Prognostic factors for relapsed/progressive disease among multiple myeloma patients receiving novel agent using multiple Cox regression
| Variable | Frequency n (%) |
Adjusted HR (95% CI) | Wald statistic | P-value |
|---|---|---|---|---|
| Autologous stem cell transplant | ||||
| Yes | 41 (46.1%) | 1.00 | ||
| No | 48 (53.9%) | 2.72 (1.40, 5.29) | 8.68 | 0.003 |
Notes: Level of significance was set at < 0.05; Adj. b = Adjusted regression coefficient; Adj. HR = Adjusted hazard ratio; Forward, and Backward LR stepwise method was applied; Proportional hazard assumption by hazard function plot and log-minus-log plot were checked and assumptions were met
Discussion
To the best of our knowledge, at the time of writing, there are no published studies on the relapse/progression of MM in Malaysia, particularly for the Malay race, who are the majority of our research population. Most previous studies have involved Caucasians and East Asians.
Prolongation of OS is traditionally accepted as the gold standard for demonstrating the clinical benefit of a particular therapy in malignancy. Nevertheless, the use of OS as the primary endpoint in clinical trials might be troublesome because of the need for large numbers of patients and prolonged follow-up and the confounding effects of crossover or possible post-progression therapies (12). Some randomised clinical trials of novel treatment were designed with OS as the primary endpoint, but, notably, some used TTP or progression-free survival (PFS) as the primary endpoint.
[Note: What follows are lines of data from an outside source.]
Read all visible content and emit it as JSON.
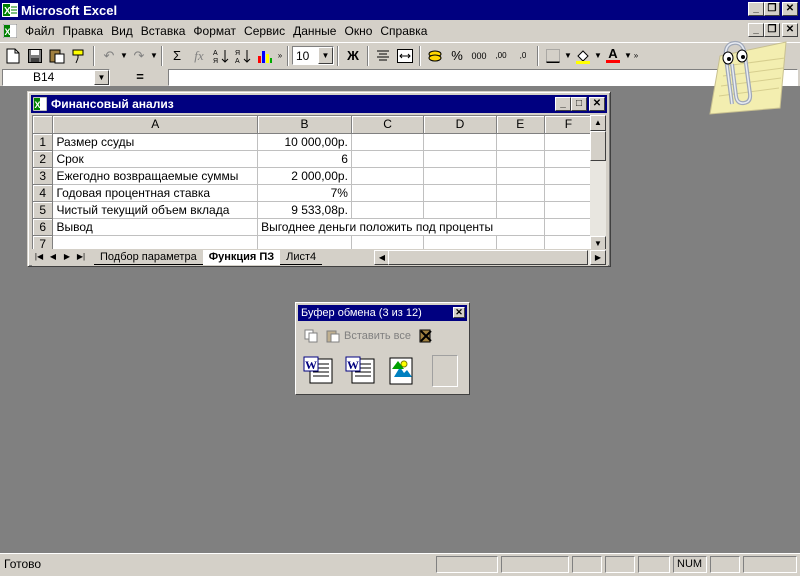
{
  "app": {
    "title": "Microsoft Excel",
    "accent_color": "#000080",
    "chrome_color": "#d4d0c8",
    "desktop_color": "#808080"
  },
  "window_controls": {
    "minimize": "_",
    "restore": "❐",
    "close": "✕"
  },
  "menu": {
    "items": [
      {
        "label": "Файл"
      },
      {
        "label": "Правка"
      },
      {
        "label": "Вид"
      },
      {
        "label": "Вставка"
      },
      {
        "label": "Формат"
      },
      {
        "label": "Сервис"
      },
      {
        "label": "Данные"
      },
      {
        "label": "Окно"
      },
      {
        "label": "Справка"
      }
    ]
  },
  "toolbar": {
    "font_size": "10",
    "buttons": [
      {
        "name": "new-icon"
      },
      {
        "name": "save-icon"
      },
      {
        "name": "paste-icon"
      },
      {
        "name": "format-painter-icon"
      },
      {
        "name": "undo-icon"
      },
      {
        "name": "redo-icon"
      },
      {
        "name": "autosum-icon"
      },
      {
        "name": "function-icon"
      },
      {
        "name": "sort-ascending-icon"
      },
      {
        "name": "sort-descending-icon"
      },
      {
        "name": "chart-wizard-icon"
      },
      {
        "name": "bold-icon"
      },
      {
        "name": "align-center-icon"
      },
      {
        "name": "merge-center-icon"
      },
      {
        "name": "currency-icon"
      },
      {
        "name": "percent-icon"
      },
      {
        "name": "thousands-icon"
      },
      {
        "name": "increase-decimal-icon"
      },
      {
        "name": "decrease-decimal-icon"
      },
      {
        "name": "borders-icon"
      },
      {
        "name": "fill-color-icon"
      },
      {
        "name": "font-color-icon"
      }
    ],
    "bold_label": "Ж",
    "percent_label": "%",
    "thousands_label": "000",
    "sigma_label": "Σ",
    "fx_label": "fx",
    "font_color_label": "A"
  },
  "formula_bar": {
    "name_box": "B14",
    "equals_label": "=",
    "formula": ""
  },
  "workbook": {
    "title": "Финансовый анализ",
    "columns": [
      "A",
      "B",
      "C",
      "D",
      "E",
      "F"
    ],
    "rows": [
      {
        "num": "1",
        "a": "Размер ссуды",
        "b": "10 000,00р."
      },
      {
        "num": "2",
        "a": "Срок",
        "b": "6"
      },
      {
        "num": "3",
        "a": "Ежегодно возвращаемые суммы",
        "b": "2 000,00р."
      },
      {
        "num": "4",
        "a": "Годовая процентная ставка",
        "b": "7%"
      },
      {
        "num": "5",
        "a": "Чистый текущий объем вклада",
        "b": "9 533,08р."
      },
      {
        "num": "6",
        "a": "Вывод",
        "b": "Выгоднее деньги положить под проценты"
      },
      {
        "num": "7",
        "a": "",
        "b": ""
      }
    ],
    "tabs": [
      {
        "label": "Подбор параметра",
        "active": false
      },
      {
        "label": "Функция ПЗ",
        "active": true
      },
      {
        "label": "Лист4",
        "active": false
      }
    ]
  },
  "clipboard": {
    "title": "Буфер обмена (3 из 12)",
    "paste_all_label": "Вставить все",
    "items": [
      {
        "type": "word-doc-icon"
      },
      {
        "type": "word-doc-icon"
      },
      {
        "type": "picture-icon"
      },
      {
        "type": "empty-slot"
      }
    ]
  },
  "status": {
    "text": "Готово",
    "num_indicator": "NUM"
  }
}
This study found an overall median TTP of 29.33 months (95% CI: 21.36–37.29). In the VISTA trial, the median TTP among newly diagnosed and untreated patients receiving bortezomib plus melphalan and prednisolone was 24 months, which is comparable with our findings (13–14). However, there is a scarcity of previous data to compare our median TTP with those not treated with a novel agent, since OS has been the primary endpoint in many clinical trials. There is also no similar data for TTP among Chinese populations, but results from a multicentre analysis of treatment outcomes in newly diagnosed Chinese patients revealed a median OS of 54 months and a PFS of 26 months (15). Data on survival from India and other parts of the Asian region remains scarce.
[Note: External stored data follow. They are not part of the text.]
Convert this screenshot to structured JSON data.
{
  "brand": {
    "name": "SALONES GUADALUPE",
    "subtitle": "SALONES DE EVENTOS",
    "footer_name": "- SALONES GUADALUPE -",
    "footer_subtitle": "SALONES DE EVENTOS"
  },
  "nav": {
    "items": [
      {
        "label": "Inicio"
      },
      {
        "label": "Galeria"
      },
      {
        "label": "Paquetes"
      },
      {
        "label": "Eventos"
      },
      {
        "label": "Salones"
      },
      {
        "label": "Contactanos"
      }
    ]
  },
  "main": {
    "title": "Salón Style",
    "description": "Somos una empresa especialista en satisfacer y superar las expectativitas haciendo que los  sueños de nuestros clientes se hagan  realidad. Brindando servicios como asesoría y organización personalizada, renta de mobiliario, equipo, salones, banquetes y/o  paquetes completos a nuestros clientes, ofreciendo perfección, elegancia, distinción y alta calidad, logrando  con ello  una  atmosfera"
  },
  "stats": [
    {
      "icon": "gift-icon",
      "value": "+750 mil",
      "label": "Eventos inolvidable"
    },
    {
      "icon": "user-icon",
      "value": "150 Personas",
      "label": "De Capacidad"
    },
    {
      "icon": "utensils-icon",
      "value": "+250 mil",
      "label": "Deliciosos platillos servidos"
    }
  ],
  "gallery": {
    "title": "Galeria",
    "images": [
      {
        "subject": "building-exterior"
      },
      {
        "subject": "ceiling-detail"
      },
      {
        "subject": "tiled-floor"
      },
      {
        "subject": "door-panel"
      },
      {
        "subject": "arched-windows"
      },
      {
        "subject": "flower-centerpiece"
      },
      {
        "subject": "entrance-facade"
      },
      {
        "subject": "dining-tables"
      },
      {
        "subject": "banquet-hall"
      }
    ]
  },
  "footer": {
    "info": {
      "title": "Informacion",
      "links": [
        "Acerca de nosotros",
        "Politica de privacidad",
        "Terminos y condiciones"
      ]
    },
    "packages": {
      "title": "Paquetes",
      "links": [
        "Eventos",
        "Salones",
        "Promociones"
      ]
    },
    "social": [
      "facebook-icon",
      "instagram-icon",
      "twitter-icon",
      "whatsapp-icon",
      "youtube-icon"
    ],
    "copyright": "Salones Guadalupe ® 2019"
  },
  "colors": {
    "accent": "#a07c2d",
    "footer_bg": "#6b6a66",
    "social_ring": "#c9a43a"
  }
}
The majority of our patients at first relapse/progression had an asymptomatic (biochemical) pattern and this reflects the importance of paraprotein monitoring at timely and regular intervals, consistent with previous literature (9). In our centre, this is tested at diagnosis and every two months during the course of treatment and follow-up.
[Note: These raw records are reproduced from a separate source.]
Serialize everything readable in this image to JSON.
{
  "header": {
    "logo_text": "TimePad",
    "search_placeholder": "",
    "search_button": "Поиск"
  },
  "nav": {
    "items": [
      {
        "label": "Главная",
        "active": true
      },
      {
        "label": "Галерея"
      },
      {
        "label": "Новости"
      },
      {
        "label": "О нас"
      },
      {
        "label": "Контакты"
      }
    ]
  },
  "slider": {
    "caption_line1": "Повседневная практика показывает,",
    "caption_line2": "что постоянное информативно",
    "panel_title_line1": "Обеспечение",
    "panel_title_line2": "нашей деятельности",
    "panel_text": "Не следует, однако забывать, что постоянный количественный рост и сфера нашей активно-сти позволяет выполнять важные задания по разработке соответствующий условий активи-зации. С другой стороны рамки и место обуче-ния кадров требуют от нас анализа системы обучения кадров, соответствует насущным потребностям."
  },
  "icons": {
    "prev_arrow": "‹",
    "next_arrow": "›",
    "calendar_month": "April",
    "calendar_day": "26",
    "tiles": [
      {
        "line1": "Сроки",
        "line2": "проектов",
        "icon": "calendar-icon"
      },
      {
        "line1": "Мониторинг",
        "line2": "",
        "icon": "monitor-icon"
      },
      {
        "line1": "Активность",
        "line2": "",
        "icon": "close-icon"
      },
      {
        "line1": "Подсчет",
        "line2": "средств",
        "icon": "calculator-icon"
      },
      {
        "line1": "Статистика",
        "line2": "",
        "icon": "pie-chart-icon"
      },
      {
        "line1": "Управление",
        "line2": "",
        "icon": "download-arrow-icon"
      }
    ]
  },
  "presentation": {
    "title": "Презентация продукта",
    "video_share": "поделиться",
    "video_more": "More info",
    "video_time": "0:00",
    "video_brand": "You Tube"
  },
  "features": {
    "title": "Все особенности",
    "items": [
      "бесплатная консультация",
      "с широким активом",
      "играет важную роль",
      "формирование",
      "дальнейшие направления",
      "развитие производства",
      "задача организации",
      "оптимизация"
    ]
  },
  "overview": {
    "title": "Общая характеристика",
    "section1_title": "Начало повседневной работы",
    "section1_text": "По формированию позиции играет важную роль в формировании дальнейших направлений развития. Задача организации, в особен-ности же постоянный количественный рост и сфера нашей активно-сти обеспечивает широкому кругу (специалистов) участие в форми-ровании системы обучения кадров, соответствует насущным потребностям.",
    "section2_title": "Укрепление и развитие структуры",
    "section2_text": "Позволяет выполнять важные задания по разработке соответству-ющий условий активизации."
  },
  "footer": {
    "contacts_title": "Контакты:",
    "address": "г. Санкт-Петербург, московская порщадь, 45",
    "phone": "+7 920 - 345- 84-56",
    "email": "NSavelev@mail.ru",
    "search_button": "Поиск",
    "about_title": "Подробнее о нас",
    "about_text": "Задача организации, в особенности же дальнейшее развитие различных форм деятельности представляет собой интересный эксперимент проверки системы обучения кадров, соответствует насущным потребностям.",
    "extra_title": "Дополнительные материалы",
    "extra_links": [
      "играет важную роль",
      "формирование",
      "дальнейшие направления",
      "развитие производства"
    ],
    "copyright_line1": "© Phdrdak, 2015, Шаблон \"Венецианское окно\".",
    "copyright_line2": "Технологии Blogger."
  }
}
Of the 50 relapsed/progressive patients in our study, 18 had clinical relapse without evidence of prior biochemical relapse. These clinical relapses occurred earlier, at a median TTP of 12.36 months, than those with biochemical relapse, at 21.17 months. The occurrence of the clinical features of relapse preceding the elevation of serum paraprotein or involving FLC is questionable, since plasma cell malignancy is a spectrum of disease, from monoclonal gammopathy of undetermined significance (MGUS) to smouldering myeloma, clinical MM and, rarely, plasma cell leukaemia. In addition, MM patients may exhibit different disease phases involving multiple periods of response and remission. It may be that the biochemical parameters of our MM patients were not adequately monitored to some degree, especially during the initial establishment of our centre, and a post-hoc analysis looking at the prognostic factors of those with biochemical and clinical relapse would increase the value of this study.
Many identified prognostic factors, such as staging, could influence the risk of relapse/progression in MM. Staging in MM began with the Durie–Salmon staging system in 1975, which incorporated levels of paraprotein, the number of lytic bone lesions, haemoglobin levels, serum calcium levels and creatine levels (16). This was followed by the much simpler, but robust, ISS in 2005, based on β2-microglobulin and serum albumin levels, which became the standard risk stratification for myeloma patients (17). In 2015, the Revised International Staging System (R-ISS) became the new standard risk stratification algorithm, with an improved prognostic power and combined the chromosomal abnormalities detected by fluorescence in situ hybridisation (FISH) with serum LDH (18). The R-ISS has since been validated as the best prognostic system and can identify three different groups of patients with clearly different outcomes (19).
Our study used the ISS as the staging system variable because FISH is costly and not routinely performed. From our simple Cox regression analysis, the ISS was significant as an unadjusted prognostic factor, but no longer significant when evaluated with the other variables included in the multiple Cox regression. However, the ISS remains an important prognostication tool, particularly in patients who were treated upfront with novel agent–based therapy (20).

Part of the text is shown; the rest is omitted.